Herodotus, a Greek historian who lived in the 5th century B.C., gave us one of the first accounts about culture. He wrote at length about his travels throughout the Persian Empire, which included parts of Asia and Africa and much of Middle East. He wrote about the cultural and racial diversity of these regions, noticing the different ways people lived in certain regions as compared to people who lived in others. Due to Herodotus’ account, many people attributed cultural diversity to racial differences.
From the 5th century to the 15th century, European countries began sending out explorers throughout the world in search of new sources of goods and other materials. The resulting contacts with other cultures sparked the Europeans’ interest in cultural diversity.
The English word “culture” came into use during the Middle Ages; it comes from the Latin word for cultivation, as in raising food crops. We can say, then, that the idea for the word originally referred to people’s role in controlling environment.
By the 18th century, many European scientists and philosophers believed that culture had gone through several progressive stages of development. Edward Tylor, a British anthropologist, was among the firsts to broach the idea of cultural evolution. Later on, during the 19th century, many people in Europe used the term culture to refer to controlling the unrefined tastes and behaviors of other people, usually those from the lower classes. The word culture then became associated with intellectual training, refined tastes, and the mannerisms of the upper class. Anthropologists use the term civilization to refer to the same thing; however, in this context, civilization also refers to the height of cultural evolution. In other words, a cultured person-to the anthropologists-is a civilized person.
Scientific discoveries that started in the 19th century pointing to a much, much, older Earth made anthropologists, scientists, and philosophers rethink their previously held views about the world and its people. New ideas were introduced on biological, social, and cultural development as scientists acquired evidence of an older planet and the changes it underwent over hundreds of millions of years.
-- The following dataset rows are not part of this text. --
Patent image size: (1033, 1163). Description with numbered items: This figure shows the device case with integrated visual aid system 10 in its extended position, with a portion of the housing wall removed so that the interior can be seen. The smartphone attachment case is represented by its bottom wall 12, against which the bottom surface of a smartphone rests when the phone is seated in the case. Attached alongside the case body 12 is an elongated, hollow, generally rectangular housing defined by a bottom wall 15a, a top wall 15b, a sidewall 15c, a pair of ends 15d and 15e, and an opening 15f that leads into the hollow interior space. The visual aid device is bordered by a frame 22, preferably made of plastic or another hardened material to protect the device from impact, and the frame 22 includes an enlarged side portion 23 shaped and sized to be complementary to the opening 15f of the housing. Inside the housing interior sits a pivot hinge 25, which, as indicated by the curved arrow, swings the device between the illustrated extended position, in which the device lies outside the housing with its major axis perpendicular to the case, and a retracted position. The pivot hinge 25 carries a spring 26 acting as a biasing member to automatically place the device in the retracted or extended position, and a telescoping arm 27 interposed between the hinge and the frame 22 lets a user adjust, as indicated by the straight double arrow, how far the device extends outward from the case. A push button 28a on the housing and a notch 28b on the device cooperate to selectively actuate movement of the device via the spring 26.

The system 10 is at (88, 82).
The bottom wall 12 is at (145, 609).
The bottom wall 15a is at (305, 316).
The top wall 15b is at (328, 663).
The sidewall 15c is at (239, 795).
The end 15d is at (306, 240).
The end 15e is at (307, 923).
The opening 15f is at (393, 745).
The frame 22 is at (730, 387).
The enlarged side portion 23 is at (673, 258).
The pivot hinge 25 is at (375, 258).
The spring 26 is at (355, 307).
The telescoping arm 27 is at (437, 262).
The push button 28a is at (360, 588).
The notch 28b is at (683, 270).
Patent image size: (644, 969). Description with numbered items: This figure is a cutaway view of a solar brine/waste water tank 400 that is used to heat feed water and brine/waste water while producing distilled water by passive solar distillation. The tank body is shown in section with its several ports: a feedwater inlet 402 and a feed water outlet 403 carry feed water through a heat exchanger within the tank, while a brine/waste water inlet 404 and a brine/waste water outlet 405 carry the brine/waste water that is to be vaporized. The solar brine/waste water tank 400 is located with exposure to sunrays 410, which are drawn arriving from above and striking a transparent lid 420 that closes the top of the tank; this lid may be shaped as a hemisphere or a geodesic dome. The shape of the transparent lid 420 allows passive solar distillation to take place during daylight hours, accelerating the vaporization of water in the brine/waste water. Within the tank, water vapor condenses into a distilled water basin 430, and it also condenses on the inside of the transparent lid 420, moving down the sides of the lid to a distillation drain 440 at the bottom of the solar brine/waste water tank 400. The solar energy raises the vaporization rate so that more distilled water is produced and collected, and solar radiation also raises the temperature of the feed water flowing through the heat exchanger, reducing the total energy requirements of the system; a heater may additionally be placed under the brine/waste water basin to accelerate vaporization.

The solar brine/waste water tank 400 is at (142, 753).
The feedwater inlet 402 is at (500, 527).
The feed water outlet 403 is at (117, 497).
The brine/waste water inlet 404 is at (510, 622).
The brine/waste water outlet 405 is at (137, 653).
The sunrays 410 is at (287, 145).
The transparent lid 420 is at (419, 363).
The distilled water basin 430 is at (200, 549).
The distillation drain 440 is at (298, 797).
In 1865, British naturalist Sir John Lubbock advanced the theory that human societies had gone through long stages of cultural development, with each stage marked by technological advancements. He viewed the so-called primitive societies as representing humankind’s earlier cultural stages. According to Lubbock, the stages of humans included the Paleolithic (Old Stone Age), the Neolithic (New Stone Age), the Bronze Age, and the Iron Age. He also stated that other aspects of cultural development, such as morality and spirituality, go hand-in-hand with each stage of humanity’s technological advancement.
In 1864, British philosopher Herbert Spencer published his work, “Principles of Biology,” wherein he put forward his own theory on biological and cultural evolution. Spencer argued that everything in the world-including humans and human societies-advance toward perfection. He coined the phrase “survival of the fittest,” for he believed that evolution was characterized by constant struggle for survival, and that the weak die. Stronger and more durable races and societies replace the weak ones until finally only stronger and more advanced people remain. His theory on evolution actually preceded Darwin’s. Basically, he applied what was subsequently known as Charles Darwin’s theory of evolution to people and societies; that they are subject to the same laws of natural selection like the plants and animals are in nature.
Other writers labeled this as Social Darwinism, which was used by western colonizers to justify their conquest of other countries. However, Herbert Spencer had always been a critic of imperialism.
Another anthropologist, the American Lewis Henry Morgan (considered as one of the founders of modern anthropology, along with Tylor) also added his own theory on cultural evolution. He believed that technological progress is the force that drives forward social, or cultural, progress; that any social change, including ideologies, institutions, or organizations, have their beginning in technological change. In his work Ancient Society, Morgan called the evolutionary stages ethical periods: Savagery, Barbarism, and Civilization. They are further divided by technological inventions, namely, fire, bow, and pottery in Savagery; metalworking, animal domestication, agriculture in Barbarism; and alphabet and writing in Civilization. Although he may not have intended his theories to advocate racism, Morgan did believe that western culture is the most advanced form of civilization, and that Europeans were the most advanced people, both culturally and biologically.
Most anthropologists during this period developed theories on cultural development that are both racist and ethnocentric (a belief that one’s culture is superior to other cultures), even though they may not have advocated the use of their theories to promote racism. Nevertheless, others did use them to justify colonialism and exploitation of other people and their lands.
Technological advancements in the 20th century, especially in the fields of transportations and communications, made it easier for some aspects of culture to spread from society to society. This is diffusion. Anthropologists had also developed research methods for studying cultures of small societies. One method, known as ethnology, compares the anthropologists’ findings with the findings of other studies. From there, they developed universal theories about culture.
Culture and cultural exchange have undergone rapid changes in the last several decades; technology, as Morgan theorized, had a major role in these changes. Today, television and the Internet make it very easy for us to learn how people in other parts of the world live, and we learn that customs and behaviors that seem to be very strange to others may be perfectly normal to another. This is cultural relativism-the principle that one’s beliefs and activities should be interpreted in terms of one’s culture.